La première fois que j’ai entendu parler des grands-pères dans le sirop, qui sont si populaires au printemps, un arrière-goût de cannibalisme langagier québécois a envahi mon esprit.

Je me suis mis à imaginer comment la victime ne voyait pas un piège fatal se refermer sur elle quand on l’a invitée pour souper ! C’est écœurant, de piéger ainsi un grand-père.

— Allo, grand-papa, c’est François ?

— Ouf ! Content que ce soit toi, François. J’ai cru que c’était un autre appel de sollicitation de ce prince du Nigéria, il n’arrête pas de me demander de l’aider à rapatrier sa fortune au Canada.

— Moi aussi, je veux te solliciter, grand-papa. As-tu quelque chose de prévu samedi soir ?

— À part regarder En direct de mars avec France Beaudoin, je n’ai rien de prévu.

— Ça te tente-tu de venir souper avec nous autres à la cabane à sucre ?

— Bien sûr ! Qu’est-ce que j’amène ?

— Amène rien. Amène-toi, c’est tout. Tout baigne dans l’huile, grand-père !

— Et on mange quoi, François ?

— Des croque-monsieur ! C’est presque pas une blague !

— Dans ce cas, je vais apporter un bouquet de fleurs à Madame.

— Non, grand-papa ! Si tu veux vraiment nous faire plaisir, apporte plutôt un bouquet garni.

Si vous aimez vraiment vos grands-pères, j’ai un conseil pour vous : arrêtez de les tremper dans le sirop d’érable. Ils ont d’autres richesses à nous faire partager. Au Québec, si on prenait le temps d’écouter nos grands-parents, ils nous apprendraient peut-être qu’à force d’entailler et de nous sucrer le bec, si on ne fait pas attention, dans quelques années, notre culture francophone va manquer de sève et peut-être même carburer au sirop de poteau. La balle est dans le camp de Simon Jolin-Barrette avec sa loi 96 censée protéger le barrage linguistique qui fuit de partout.

Mais revenons à nos grands-parents, car il faut reconnaître que ces deux dernières années ont été des moments très durs pour les personnes âgées. La réclusion loin de la famille, l’anxiété provoquée par la menace virale et les mesures sanitaires drastiques, les visites virtuelles, tout ça, espérons-le, sera un lointain souvenir à partir du printemps.

Pour combien de temps ? Personne ne sait. Mais il faudra profiter de la baisse du taux d’hormones de stress dans la population pour se souvenir, comme disait ma défunte maman, que c’est le pied et non la bouche qui trace le chemin de la parenté et de l’amitié. Quand la turbulence sera loin derrière le tunnel, ce sera le temps de retendre une main bienveillante vers les aînés pour reprendre le contact intergénérationnel.

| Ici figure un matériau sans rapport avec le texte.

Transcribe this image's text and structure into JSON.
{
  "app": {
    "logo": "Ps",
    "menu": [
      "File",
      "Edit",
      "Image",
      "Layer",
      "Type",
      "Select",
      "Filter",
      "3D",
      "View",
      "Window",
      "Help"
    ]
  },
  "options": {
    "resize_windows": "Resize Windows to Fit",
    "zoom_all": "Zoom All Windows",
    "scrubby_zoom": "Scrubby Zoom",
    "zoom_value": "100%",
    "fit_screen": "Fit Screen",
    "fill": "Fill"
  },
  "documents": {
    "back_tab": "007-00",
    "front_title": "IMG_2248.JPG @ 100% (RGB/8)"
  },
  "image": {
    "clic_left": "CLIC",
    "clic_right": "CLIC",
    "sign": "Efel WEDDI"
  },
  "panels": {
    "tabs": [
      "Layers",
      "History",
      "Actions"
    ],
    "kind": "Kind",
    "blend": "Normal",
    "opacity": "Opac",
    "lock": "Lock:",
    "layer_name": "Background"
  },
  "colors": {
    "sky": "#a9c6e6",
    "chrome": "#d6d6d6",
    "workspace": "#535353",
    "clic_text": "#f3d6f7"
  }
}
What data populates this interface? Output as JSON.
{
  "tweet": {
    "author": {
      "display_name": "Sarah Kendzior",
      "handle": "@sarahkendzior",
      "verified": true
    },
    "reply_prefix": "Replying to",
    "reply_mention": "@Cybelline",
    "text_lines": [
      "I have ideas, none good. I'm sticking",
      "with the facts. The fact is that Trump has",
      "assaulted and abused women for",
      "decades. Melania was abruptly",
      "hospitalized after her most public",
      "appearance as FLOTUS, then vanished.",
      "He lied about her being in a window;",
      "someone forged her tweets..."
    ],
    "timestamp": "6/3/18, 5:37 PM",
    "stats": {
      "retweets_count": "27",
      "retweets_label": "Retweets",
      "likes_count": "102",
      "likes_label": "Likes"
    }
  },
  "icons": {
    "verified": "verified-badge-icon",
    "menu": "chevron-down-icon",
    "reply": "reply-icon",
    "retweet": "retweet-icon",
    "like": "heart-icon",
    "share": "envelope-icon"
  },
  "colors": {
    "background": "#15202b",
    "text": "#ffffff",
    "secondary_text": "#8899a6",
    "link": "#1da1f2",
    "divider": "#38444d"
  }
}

Quand on aime quelqu’un, mieux vaut « piéter » pour aller le visiter que lui téléphoner. Je dois préciser ici que le verbe « piéter » est une particularité lexicale de la francophonie africaine et qui signifie marcher. Au Gabon, piéter avec quelqu’un, c’est faire un bout de chemin en sa compagnie. D’autres parleraient de soulever la poussière. Celui qui veut améliorer sa vie, disait le sage, doit soulever la poussière au lieu de la laisser se coller à son derrière. C’est quand on marche que dure le pantalon ; si on reste tout le temps assis, à chialer sur son sort, il s’use par le fond, ajoutait-il. Voilà peut-être aussi pourquoi, partout sur la planète, lorsque ça ne marche pas à notre goût, on organise des marches dans les rues dans l’espoir que les changements arrivent à grands pas.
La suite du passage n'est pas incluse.